Researchers call for public’s help reconstructing drought history using ancient redcedar trees

The ubiquitous eastern redcedar tree – a native species but one that can encroach on the region’s pastures and prairies – may be seen as a nuisance to some, but actually has a very important story to tell about the region’s climate history. Researchers from the University of Wisconsin-Platteville are calling on the help of residents of the Driftless Area to identify redcedar tree samples to be included in National Science Foundation research that is studying the long-term history of drought in the region.

Dr. Evan Larson, professor of environmental sciences and society, and Dr. James Riser, TREES Lab research scientist, with the help of students, are sampling both living and dead redcedar trees and looking at their tree ring patterns, with smaller rings being indicative of dry conditions. The oldest living trees they have found so far are over 300 years old. By overlapping the pattern of rings from living trees and well preserved deadwood, they have developed a continuous history of drought that spans over 800 years. With help from the public to identify additional sites to sample, they hope to extend this reconstruction back over 1,000 years.

Coined the “Driftless Cedars Project,” this local research is contributing to a larger, multi-institution effort to use tree-ring analysis to reconstruct drought in the Great Plains region. Known as the breadbasket of America, this region yields the highest agricultural production in the country, making it critical to learn more about its varying climate patterns. Because the Great Plains is largely treeless, there is limited tree-ring data available. To compensate, researchers are hoping to gather these data along the boundaries of the Great Plains – including the Driftless Area of southwestern Wisconsin, southeastern Minnesota, northeastern Iowa and northwestern Illinois.
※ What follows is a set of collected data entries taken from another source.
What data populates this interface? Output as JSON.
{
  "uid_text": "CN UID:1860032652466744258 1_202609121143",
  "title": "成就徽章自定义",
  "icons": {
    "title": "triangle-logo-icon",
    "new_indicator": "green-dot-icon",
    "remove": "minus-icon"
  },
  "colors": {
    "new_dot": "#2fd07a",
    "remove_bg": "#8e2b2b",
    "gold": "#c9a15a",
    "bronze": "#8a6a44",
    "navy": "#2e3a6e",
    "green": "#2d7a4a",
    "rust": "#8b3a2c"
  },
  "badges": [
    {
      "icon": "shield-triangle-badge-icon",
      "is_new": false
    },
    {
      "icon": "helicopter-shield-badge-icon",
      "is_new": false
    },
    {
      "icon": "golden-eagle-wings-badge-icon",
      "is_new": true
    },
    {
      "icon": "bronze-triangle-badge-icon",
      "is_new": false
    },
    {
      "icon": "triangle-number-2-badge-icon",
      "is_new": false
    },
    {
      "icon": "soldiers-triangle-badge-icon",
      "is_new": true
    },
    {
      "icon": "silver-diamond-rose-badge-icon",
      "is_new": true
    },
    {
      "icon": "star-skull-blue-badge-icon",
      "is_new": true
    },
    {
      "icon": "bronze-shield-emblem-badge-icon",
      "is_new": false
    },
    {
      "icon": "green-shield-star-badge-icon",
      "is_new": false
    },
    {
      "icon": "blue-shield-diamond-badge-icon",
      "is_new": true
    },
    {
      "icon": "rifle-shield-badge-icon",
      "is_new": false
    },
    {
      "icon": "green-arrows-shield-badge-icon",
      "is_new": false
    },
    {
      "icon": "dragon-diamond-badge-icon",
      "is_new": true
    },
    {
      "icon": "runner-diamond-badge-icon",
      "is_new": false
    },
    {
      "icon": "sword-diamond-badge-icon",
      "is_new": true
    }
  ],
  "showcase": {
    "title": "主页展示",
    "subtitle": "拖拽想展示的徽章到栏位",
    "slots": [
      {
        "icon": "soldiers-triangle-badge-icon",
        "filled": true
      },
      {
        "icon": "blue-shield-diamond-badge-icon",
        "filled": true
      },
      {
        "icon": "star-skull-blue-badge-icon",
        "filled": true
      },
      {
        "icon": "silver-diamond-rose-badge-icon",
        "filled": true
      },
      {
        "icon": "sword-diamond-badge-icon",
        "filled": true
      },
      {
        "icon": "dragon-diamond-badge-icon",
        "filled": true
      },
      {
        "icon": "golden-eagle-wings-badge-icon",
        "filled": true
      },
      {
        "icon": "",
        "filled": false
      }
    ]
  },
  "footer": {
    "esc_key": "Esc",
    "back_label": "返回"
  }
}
The redcedar tree is well-suited for this research because it is a long-lived species that can grow on rock outcrops and on cliff sides, places where trees were protected from the prairie fires that historically burned across the region. Redcedar wood is also highly resinous and aromatic – as anyone with a cedar chest knows – making it more resistant to rot. When the researchers find living trees, they core them – a process that allows them to gather a pencil-sized sample of wood, without harming the tree. When they find dead trees, they cut out a section of the tree. They bring the samples back to the Tree-Ring, Earth, and Environmental Sciences (TREES) Lab on campus and sand them until they are smooth enough to look at the rings under a microscope. With a high-resolution scanner, they gather digital images of the samples and use specialized software to measure the width of the rings. Through this process, the science of dendrochronology, Larson, Riser and their students will translate tree growth into centuries-long reconstructions of drought in the Driftless Area.

Reconstructing and understanding drought history can be crucial to the agricultural economy today.   

“It appears, from our very limited understanding at this point in time, that there were some massive droughts in the Great Plains in the 1200s,” said Riser. “We may be seeing the conditions of those droughts again. We don’t know what is coming, and it would be nice to understand how long, in the past, droughts like this lasted. How big of a region did they encompass? Do farmers need to be prepared to go into 10 years of drought? It’s easy to think it won’t happen to me, or it won’t be that bad. But, it could be, and farmers need to ask themselves questions. Maybe they can absorb a drought every five years, but can they absorb a drought every three years or two years, or one that lasts that long?”

Riser says that much of the upper Midwest has historically lagged behind other regions of the country in tree-ring research, making it all the more exciting that UW-Platteville is at the forefront of this research in a region that has been largely undocumented in the past. The recently enhanced TREES Lab – upgraded in the 2020-21 remodel of Boebel Hall – plays an important role in making this possible. Riser says the equipment and capabilities in the lab are on par with larger, renowned tree-ring research facilities across the country.

“It is awesome working here,” said Liz Winkler, a senior from Overton, Nevada, majoring in environmental science and conservation, who has worked in the TREES Lab for two years. “I feel pretty lucky. This is pioneering research for Wisconsin, and I’m getting to work near the start of it. It’s exciting being at this little school and doing this groundbreaking work.”

“One of the most exciting aspects of this project is that it is bridging environmental science and the deep connections we have to agriculture at UW-Platteville and in the Driftless Area,” said Larson. “Knowing that this work will give farmers a better idea of droughts in the past, and therefore have a better sense of what droughts might be in the future, is super rewarding, but we need help to do this work.”

While the researchers are primarily working with the DNR to identify old trees on public lands, there are a lot of potentially ancient trees and stumps found on private land. This is where the research team is in most need of connecting with landowners in the Driftless Area.

“If you own land with rock outcrops and see old, weathered stumps up there, or even better, old twisted redcedar that have the character of being ancient, let us know,” said Larson. “We would love to meet your trees.”